Шаповалов опять поднял плечи и замотал головой.

— Как же так? — спросил Хохряков. — Я и то знаю. Капитальные вложения на химию составят… — напрягая память, он наморщился, — составят… один и шесть десятых миллиарда рублей. Общий рост производства — пятьсот двенадцать процентов. Суперфосфата в плане… Ну ладно, ладно! Борщ остынет — кушай, потом поговорим.

«Химией не занимается, а как же помнит?» подумал Петька. Мысленно дал себе слово выучить наизусть весь пятилетний план: ведь план этот — главное теперь в жизни советского государства. И, взяв ложку, смущенно наклонился над тарелкой. Борщ оказался вкусным. «Ох, сел же в калошу! А коммунист должен знать все!»

Осадчий в ожидании второго блюда разглядывал плакат на стене и мял кусочек хлеба в пальцах.

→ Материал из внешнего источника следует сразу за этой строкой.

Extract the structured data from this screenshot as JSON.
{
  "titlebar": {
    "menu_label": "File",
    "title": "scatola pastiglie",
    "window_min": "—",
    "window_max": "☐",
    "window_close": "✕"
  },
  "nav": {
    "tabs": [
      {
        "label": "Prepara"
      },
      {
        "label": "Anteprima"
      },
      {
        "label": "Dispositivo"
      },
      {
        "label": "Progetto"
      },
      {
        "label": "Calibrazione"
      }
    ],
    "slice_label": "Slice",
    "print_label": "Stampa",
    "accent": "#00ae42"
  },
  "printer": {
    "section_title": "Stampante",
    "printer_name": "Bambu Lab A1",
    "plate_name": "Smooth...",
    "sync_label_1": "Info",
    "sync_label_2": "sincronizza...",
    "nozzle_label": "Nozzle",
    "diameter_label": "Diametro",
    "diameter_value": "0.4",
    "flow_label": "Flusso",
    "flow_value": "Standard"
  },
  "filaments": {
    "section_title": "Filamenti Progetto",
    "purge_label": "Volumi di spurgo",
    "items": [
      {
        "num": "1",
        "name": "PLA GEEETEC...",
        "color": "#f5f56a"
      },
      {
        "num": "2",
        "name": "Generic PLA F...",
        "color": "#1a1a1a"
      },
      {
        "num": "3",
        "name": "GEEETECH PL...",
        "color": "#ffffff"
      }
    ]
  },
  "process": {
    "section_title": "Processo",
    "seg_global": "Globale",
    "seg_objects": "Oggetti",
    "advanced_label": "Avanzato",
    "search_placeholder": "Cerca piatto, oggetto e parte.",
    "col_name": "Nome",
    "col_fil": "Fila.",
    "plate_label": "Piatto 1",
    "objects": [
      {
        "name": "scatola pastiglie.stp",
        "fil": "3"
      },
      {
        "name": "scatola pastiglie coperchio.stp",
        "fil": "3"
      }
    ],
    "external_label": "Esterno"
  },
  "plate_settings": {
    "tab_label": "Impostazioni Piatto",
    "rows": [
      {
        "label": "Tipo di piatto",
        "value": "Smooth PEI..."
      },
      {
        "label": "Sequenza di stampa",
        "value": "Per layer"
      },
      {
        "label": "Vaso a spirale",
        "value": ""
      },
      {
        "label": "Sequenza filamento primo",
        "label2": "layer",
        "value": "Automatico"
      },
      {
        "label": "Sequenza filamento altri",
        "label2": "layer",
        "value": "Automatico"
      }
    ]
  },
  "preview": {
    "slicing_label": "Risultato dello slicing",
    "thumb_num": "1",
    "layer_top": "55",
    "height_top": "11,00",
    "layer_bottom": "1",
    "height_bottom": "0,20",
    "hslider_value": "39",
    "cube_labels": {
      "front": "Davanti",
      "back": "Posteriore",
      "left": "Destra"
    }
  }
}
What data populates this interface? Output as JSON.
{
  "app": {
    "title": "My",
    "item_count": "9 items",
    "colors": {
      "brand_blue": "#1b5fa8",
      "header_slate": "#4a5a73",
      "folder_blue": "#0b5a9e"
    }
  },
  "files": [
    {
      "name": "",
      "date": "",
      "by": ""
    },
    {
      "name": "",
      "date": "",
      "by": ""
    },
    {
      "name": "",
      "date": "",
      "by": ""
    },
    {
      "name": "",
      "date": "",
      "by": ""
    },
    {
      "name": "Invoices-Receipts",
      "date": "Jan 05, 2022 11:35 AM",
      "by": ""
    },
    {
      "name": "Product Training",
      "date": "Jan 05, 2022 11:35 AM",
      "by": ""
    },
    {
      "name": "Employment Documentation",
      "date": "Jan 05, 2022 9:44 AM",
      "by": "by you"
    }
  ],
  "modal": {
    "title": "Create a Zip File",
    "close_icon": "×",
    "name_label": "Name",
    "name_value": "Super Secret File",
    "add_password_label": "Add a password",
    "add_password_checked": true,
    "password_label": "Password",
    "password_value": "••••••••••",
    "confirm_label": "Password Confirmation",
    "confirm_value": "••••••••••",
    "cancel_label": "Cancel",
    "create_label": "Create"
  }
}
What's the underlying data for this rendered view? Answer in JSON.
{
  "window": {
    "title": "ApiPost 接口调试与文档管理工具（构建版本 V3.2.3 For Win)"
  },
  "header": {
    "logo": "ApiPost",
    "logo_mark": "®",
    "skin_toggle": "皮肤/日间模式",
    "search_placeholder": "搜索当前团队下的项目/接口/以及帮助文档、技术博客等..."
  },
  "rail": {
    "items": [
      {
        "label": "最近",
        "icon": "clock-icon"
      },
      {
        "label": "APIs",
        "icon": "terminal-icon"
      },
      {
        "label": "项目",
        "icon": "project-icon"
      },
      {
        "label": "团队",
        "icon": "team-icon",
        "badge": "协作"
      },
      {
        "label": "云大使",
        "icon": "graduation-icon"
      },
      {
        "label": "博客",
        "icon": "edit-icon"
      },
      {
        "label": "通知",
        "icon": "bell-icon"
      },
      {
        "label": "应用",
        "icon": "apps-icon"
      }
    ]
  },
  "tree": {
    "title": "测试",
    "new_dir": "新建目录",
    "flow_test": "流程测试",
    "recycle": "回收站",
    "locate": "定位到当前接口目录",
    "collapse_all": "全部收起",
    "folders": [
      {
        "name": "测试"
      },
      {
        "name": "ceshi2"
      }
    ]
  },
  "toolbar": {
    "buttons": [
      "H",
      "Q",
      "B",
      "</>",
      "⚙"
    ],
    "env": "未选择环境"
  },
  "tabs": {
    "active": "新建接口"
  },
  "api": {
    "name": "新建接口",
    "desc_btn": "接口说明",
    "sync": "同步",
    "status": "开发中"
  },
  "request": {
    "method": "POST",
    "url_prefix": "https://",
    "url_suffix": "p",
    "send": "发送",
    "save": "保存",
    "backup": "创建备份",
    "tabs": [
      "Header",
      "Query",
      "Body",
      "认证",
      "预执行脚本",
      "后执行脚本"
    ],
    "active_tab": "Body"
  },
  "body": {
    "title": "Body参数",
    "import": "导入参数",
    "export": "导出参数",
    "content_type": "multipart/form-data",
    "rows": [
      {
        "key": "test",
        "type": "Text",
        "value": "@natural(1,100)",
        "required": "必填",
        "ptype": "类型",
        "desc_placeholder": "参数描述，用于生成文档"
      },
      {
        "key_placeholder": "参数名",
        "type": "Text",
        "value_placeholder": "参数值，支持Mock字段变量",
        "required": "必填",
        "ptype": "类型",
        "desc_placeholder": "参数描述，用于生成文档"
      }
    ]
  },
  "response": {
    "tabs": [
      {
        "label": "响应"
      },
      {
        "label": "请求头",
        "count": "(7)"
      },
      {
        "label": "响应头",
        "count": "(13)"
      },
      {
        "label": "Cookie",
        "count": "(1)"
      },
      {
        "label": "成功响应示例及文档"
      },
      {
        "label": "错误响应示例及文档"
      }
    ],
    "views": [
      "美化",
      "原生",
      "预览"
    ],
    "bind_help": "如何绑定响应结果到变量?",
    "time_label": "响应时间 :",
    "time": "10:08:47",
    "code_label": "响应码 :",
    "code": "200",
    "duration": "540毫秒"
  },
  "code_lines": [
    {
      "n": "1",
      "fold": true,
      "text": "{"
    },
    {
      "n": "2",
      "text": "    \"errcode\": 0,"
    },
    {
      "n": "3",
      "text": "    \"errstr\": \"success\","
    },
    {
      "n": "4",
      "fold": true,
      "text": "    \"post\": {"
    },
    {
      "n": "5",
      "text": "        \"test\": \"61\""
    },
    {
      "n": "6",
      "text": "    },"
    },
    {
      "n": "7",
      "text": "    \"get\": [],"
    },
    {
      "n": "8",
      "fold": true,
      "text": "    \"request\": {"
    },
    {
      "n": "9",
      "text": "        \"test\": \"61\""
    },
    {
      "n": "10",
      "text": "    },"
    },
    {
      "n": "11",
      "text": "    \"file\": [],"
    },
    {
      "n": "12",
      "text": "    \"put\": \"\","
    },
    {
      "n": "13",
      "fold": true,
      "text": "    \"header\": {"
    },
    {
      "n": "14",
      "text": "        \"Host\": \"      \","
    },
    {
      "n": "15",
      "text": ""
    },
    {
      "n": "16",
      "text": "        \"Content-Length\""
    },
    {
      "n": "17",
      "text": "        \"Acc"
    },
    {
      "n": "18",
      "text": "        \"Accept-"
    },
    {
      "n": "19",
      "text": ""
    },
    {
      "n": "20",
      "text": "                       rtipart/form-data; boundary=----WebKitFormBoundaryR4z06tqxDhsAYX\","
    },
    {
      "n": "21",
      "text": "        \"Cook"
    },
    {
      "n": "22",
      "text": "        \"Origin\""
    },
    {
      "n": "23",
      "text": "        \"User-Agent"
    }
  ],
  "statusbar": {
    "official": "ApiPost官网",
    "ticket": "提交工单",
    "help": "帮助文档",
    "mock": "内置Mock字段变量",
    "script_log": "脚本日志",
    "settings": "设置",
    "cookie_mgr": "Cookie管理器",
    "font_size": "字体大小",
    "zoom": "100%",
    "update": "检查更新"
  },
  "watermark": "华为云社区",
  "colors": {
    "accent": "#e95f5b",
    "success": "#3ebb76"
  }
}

— Вот хлеб, — проговорил он, опять повернувшись к Шаповалову. — Немало ученых размышляло о хлебе. Встречал я одного химика. Еще помог ему бежать с каторги — встретились мы в тайге. Потом этот человек исчез совсем бесследно — умер или жандармам попался, не могу сказать. Я позже справки наводил: никто о нем не мог дать сведений. Никаких следов, как в воду канул. — Николай Федотович передвинул с места на место солонку, смахнул крошки со скатерти. — Я вот к чему речь веду, — сказал он, повысив голос. — Интереснейшие есть в химии проблемы. Тот человек, например, о котором я вспомнил сейчас, году в девятьсот шестом… ага, нет, в девятьсот седьмом… в Ленинграде в своей лаборатории получил сахар и хлеб. Ленинград тогда Петербургом назывался. Сахар и хлеб прямо из углекислого газа и воды. Прямым взаимодействием, цепью химических реакций. Вы понимаете?

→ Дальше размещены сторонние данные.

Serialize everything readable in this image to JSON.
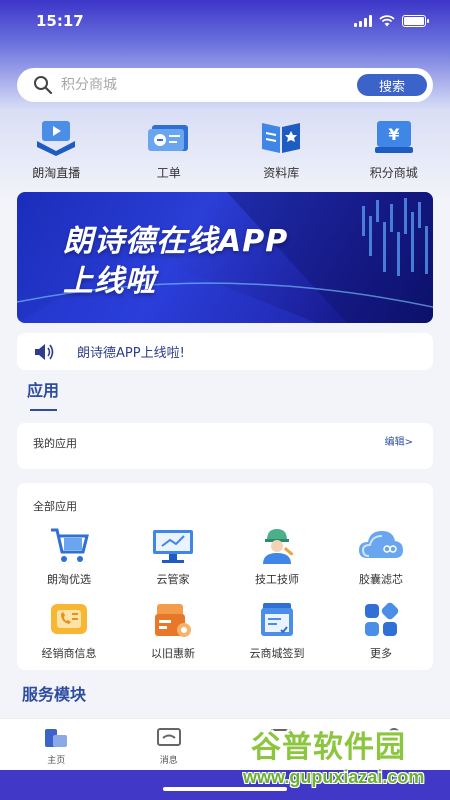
{
  "status_bar": {
    "time": "15:17"
  },
  "search": {
    "placeholder": "积分商城",
    "button_label": "搜索"
  },
  "quick_nav": [
    {
      "label": "朗淘直播",
      "icon": "live-stream-icon"
    },
    {
      "label": "工单",
      "icon": "work-order-icon"
    },
    {
      "label": "资料库",
      "icon": "library-icon"
    },
    {
      "label": "积分商城",
      "icon": "points-mall-icon"
    }
  ],
  "banner": {
    "line1": "朗诗德在线APP",
    "line2": "上线啦"
  },
  "notice": {
    "text": "朗诗德APP上线啦!",
    "icon": "speaker-icon"
  },
  "apps_section": {
    "title": "应用",
    "my_apps_label": "我的应用",
    "edit_label": "编辑>"
  },
  "all_apps": {
    "label": "全部应用",
    "items": [
      {
        "label": "朗淘优选",
        "icon": "shopping-cart-icon"
      },
      {
        "label": "云管家",
        "icon": "cloud-manager-icon"
      },
      {
        "label": "技工技师",
        "icon": "technician-icon"
      },
      {
        "label": "胶囊滤芯",
        "icon": "capsule-filter-icon"
      },
      {
        "label": "经销商信息",
        "icon": "dealer-info-icon"
      },
      {
        "label": "以旧惠新",
        "icon": "trade-in-icon"
      },
      {
        "label": "云商城签到",
        "icon": "checkin-icon"
      },
      {
        "label": "更多",
        "icon": "more-icon"
      }
    ]
  },
  "service_section": {
    "title": "服务模块"
  },
  "tab_bar": [
    {
      "label": "主页",
      "icon": "home-icon"
    },
    {
      "label": "消息",
      "icon": "message-icon"
    },
    {
      "label": "",
      "icon": "scan-icon"
    },
    {
      "label": "",
      "icon": "profile-icon"
    }
  ],
  "watermark": {
    "main": "谷普软件园",
    "url": "www.gupuxiazai.com"
  },
  "colors": {
    "primary": "#2e4da0",
    "header": "#3d35c9",
    "button": "#3b63c9",
    "watermark": "#8cc63f"
  }
}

Шаповалов уже покончил с борщом. Глядя на Осадчего, кивнул — движением головы показал: «Понимаю вполне». Хохряков откинулся на спинку стула, тоже слушал.

— Так вот, — продолжал Осадчий. — Лисицын, видите, разработал такой проект. Использовал углекислоту из дыма. Из нее — крахмал и сахар. Путем синтеза. Она же ничего не стоит! Затраты сводились, кажется, к электрическому току — энергии нужно было довольно много. Большая затрата энергии, он говорил. Странный был, характера замкнутого, с этакой рыжей бородой. По его подсчетам выходило, что искусственная пища и дешевой станет и будет ее сколько угодно, хоть миллиарды пудов. Он комбинировал как-то в своих приборах электричество с солнечными лучами. Жаль, понимаете: пропал человек — пропало вместе с ним такое открытие. — Николай Федотович вздохнул. — Очень жаль! Вот какие проблемы в химии бывают! Да мало ли, и другие проблемы есть…

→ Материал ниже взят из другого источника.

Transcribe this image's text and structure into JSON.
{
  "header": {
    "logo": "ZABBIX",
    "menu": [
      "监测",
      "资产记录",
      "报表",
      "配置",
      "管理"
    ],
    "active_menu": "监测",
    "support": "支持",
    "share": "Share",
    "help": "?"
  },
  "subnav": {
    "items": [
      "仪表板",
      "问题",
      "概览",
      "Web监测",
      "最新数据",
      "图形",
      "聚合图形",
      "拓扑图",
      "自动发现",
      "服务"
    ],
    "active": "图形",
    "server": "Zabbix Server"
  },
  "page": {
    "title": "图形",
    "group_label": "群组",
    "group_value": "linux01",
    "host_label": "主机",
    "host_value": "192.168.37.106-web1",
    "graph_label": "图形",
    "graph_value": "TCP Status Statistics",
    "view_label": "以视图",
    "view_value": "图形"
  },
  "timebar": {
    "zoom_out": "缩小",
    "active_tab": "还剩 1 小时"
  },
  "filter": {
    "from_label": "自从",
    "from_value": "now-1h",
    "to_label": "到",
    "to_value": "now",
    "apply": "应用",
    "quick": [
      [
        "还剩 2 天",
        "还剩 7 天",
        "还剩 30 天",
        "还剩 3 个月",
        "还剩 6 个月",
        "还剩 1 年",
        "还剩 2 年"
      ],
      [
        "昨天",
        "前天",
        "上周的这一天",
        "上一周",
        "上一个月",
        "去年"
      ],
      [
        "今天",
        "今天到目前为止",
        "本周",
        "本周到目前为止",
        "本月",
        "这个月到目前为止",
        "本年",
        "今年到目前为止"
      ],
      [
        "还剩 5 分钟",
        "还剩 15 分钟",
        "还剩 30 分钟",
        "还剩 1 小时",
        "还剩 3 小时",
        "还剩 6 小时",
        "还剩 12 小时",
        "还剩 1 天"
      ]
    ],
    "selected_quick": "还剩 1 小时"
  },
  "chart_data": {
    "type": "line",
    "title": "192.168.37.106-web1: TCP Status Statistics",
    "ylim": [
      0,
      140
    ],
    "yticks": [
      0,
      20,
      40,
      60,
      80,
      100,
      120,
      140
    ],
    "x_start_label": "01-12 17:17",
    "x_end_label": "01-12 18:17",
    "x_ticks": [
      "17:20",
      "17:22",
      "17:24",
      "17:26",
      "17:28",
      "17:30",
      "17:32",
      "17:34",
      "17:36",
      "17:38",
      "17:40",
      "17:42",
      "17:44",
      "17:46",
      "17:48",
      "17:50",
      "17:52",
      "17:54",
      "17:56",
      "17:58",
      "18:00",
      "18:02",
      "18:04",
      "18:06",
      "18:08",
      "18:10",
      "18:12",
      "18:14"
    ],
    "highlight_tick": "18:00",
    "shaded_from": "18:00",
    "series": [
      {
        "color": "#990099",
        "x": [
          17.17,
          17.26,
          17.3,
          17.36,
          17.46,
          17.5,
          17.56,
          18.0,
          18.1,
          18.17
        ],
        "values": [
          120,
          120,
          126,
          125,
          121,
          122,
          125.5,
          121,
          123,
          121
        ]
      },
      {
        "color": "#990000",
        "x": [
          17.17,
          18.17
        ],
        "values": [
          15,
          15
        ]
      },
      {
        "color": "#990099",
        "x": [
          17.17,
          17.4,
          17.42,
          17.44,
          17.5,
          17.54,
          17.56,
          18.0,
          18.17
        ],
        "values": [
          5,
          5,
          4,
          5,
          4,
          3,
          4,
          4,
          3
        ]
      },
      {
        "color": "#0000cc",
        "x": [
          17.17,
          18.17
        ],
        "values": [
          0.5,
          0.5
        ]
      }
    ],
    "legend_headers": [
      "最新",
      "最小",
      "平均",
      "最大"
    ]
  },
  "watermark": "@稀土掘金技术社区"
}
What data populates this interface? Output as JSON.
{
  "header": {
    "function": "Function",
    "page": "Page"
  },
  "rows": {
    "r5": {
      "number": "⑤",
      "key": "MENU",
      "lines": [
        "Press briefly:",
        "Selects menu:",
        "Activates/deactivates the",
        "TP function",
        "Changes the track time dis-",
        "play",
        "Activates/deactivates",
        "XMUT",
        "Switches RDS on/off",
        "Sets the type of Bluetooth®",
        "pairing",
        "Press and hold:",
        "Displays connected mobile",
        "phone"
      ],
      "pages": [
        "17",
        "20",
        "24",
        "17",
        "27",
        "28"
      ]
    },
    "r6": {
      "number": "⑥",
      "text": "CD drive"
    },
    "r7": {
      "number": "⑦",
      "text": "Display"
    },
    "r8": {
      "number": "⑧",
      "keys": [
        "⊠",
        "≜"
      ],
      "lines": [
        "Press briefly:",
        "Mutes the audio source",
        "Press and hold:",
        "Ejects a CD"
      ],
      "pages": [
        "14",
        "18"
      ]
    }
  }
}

Когда он замолчал, Шаповалов вынул из кармана записную книжку, карандаш с жестяным наконечником. Снял наконечник, спросил:

— Простите, того ученого как фамилия?

— Лисицын, — ответил Осадчий. — Владимир Михайлович Лисицын.

«Лисицын», записал Шаповалов.

— Простите, а какая литература по этому вопросу? Я почитать бы хотел. Где об этом напечатано?

— Где напечатано? — Осадчий усмехнулся. — Да нигде! Помощников у него не было. Журналы его опытов сгорели при пожаре, лаборатория вся сгорела, сам он исчез без следа. Товарищ один мой, студент-химик, видел. Еще Глебов видел… Настенька, — крикнул он, — что вы нам второе не несете? Мы ждем!